The bus made stops in the western towns of Duekoue and Guezabo and in the administrative capital Yamoussoukro, he said.

"Through networking, we were able to home in on the communities" where the fellow passengers live, Health Minister Pierre Demba added.

"We are stressing the need for vigilance" by all health structures to spot any further cases, he said.

Three suspected cases have tested negative, according to Ivorian health authorities.

Factfile on how the Ebola virus attacks.  By  AFP Factfile on how the Ebola virus attacks.
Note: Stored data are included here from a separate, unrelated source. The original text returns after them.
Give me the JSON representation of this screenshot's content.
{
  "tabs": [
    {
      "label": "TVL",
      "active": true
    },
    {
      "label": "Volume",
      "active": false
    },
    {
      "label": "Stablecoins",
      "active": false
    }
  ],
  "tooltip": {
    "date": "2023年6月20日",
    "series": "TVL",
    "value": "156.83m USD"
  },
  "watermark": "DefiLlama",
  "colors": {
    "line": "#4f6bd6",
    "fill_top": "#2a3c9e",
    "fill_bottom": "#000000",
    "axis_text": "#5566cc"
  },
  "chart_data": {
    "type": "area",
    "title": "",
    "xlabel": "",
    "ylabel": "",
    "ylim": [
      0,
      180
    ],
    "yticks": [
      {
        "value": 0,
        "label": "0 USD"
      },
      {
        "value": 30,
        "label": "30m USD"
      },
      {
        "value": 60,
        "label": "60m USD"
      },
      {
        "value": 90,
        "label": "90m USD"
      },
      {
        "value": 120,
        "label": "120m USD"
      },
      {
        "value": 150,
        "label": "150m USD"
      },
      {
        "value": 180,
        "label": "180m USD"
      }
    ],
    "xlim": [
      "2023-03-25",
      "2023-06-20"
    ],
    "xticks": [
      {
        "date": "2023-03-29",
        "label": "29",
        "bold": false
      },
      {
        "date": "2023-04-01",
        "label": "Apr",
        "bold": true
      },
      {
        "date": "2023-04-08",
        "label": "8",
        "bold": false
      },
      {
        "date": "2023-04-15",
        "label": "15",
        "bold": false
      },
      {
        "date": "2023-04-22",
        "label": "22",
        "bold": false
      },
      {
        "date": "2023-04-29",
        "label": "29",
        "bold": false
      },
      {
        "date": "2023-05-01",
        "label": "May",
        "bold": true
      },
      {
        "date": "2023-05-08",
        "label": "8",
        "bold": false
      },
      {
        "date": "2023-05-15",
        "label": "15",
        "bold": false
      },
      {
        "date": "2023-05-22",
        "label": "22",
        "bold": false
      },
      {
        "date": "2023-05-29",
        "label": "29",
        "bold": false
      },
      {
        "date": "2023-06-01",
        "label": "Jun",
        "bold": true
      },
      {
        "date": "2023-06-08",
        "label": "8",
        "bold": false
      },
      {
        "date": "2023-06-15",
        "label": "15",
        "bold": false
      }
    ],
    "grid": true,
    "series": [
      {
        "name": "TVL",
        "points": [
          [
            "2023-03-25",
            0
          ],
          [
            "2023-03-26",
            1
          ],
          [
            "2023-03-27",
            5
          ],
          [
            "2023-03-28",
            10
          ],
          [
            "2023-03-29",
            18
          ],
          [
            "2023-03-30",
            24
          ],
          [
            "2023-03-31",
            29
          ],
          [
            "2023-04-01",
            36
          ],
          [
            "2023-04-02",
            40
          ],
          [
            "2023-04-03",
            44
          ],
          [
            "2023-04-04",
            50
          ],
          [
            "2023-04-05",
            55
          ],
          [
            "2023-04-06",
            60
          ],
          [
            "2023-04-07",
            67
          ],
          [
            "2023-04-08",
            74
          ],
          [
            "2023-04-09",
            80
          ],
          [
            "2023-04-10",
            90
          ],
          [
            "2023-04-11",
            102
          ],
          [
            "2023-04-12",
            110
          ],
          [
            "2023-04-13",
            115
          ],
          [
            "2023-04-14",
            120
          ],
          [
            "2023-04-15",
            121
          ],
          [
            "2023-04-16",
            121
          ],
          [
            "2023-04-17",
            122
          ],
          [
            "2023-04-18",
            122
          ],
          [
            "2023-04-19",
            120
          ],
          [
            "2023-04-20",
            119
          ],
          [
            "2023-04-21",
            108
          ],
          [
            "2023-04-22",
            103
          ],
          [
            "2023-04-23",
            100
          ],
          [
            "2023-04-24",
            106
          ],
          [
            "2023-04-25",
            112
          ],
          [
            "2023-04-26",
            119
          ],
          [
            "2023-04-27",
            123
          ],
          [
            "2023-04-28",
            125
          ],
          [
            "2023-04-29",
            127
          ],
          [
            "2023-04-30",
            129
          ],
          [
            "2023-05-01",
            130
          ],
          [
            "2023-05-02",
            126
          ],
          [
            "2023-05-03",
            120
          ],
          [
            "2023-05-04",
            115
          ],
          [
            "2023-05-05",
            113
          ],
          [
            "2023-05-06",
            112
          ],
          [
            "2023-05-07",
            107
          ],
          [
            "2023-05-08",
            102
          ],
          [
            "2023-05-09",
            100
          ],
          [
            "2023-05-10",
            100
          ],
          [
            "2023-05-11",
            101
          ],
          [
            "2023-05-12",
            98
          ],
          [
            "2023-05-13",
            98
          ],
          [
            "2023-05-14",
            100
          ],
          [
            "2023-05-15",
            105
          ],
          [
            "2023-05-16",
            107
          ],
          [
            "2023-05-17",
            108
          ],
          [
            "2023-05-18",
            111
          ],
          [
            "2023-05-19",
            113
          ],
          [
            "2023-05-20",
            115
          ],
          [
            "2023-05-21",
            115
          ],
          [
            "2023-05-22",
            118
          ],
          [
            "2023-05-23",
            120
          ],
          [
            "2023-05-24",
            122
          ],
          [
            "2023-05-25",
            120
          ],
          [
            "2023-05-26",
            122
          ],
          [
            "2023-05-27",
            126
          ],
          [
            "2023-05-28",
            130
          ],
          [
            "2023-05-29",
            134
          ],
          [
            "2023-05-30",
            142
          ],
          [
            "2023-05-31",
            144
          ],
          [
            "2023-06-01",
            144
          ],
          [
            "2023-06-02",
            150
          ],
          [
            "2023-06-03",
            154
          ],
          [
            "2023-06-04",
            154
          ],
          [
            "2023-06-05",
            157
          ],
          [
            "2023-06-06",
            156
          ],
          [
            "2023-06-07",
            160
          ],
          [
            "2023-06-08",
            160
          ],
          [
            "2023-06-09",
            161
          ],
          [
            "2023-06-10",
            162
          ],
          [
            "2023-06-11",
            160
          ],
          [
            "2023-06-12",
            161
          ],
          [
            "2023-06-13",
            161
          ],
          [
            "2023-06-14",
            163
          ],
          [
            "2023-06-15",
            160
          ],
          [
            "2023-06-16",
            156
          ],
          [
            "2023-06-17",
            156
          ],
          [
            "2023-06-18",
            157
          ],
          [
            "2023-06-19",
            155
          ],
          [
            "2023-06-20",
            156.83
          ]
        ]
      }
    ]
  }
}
By (AFP)

A senior health official in Labe, Elhadj Mamadou Houdy Bah, on Wednesday had said 58 contact cases had been identified there, and none had any sign of the disease.

Matshidiso Moeti, the director of WHO-Africa, praised the two countries' "remarkable solidarity" over the Ebola situation and the swiftness of the Ivorian response.

Guinea, with aid from the WHO, sent 5,000 doses of the Ebola vaccine to Ivory Coast two days after the young woman's infection emerged.

Vaccinations began in the country on Monday.

The 2013-16 Ebola epidemic left 11,300 people dead in Liberia, Sierra Leone and Guinea where 2,300 died.

A four-month outbreak in Guinea claimed 12 lives this year before being declared over on June 19.